The second algorithm is very similar to the Gibbs propagation algorithm proposed nearly 40 years later by Lantuéjoul and Desassis (2012) to simulate a Gaussian vector (this algorithm is also presented in Chilès and Delfiner 2012, Sect. 7.6.3; it constitutes a further step to an algorithm proposed by Galli and Gao 1999). It is this similarity that reminded one of the present authors the paper of Royer, not exploited by geostatisticians to our knowledge, which should deserve new consideration. These iterative algorithms have the advantage that they can be used even with a very large number of data, notably when the Cholesky method cannot be used.

8 Conclusion

We have shown the long way from Krige’s regression, which took account of two average sample grades (a local one and a global one) to avoid bias in the estimation of a panel, to present applications of kriging, which can deal with few data (e.g., a limited number of computer experiments in applications to DACE) as well as several hundred thousand data (remote sensing, seismic). We have seen the large diversity of application domains of kriging, so that is it probable that many users do not know the origin of the word: this is the price of success.

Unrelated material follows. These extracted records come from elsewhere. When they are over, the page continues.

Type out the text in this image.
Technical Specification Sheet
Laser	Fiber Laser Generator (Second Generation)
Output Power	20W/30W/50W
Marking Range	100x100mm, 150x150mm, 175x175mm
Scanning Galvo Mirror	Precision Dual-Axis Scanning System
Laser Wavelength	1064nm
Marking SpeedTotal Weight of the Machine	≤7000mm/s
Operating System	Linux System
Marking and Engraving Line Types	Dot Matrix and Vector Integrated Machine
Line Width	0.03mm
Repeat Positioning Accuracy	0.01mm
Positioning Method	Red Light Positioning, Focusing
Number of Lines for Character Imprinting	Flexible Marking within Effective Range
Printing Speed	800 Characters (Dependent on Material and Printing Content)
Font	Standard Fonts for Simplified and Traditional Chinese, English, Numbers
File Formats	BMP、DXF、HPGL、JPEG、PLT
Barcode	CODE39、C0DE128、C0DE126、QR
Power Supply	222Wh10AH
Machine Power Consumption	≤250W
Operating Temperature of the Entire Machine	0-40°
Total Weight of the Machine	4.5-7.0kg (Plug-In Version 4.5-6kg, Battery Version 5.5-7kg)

We also gave a look at current research to enable a global application of kriging to large data sets, with the requirement to also benefit from nonstationary random function models. Much work remains necessary to transform them in standard methods applicable to a large variety of situations but, in view of the large community of researchers and developers in this area, no doubt that it will be done. The future will show which approaches are the most efficient ones.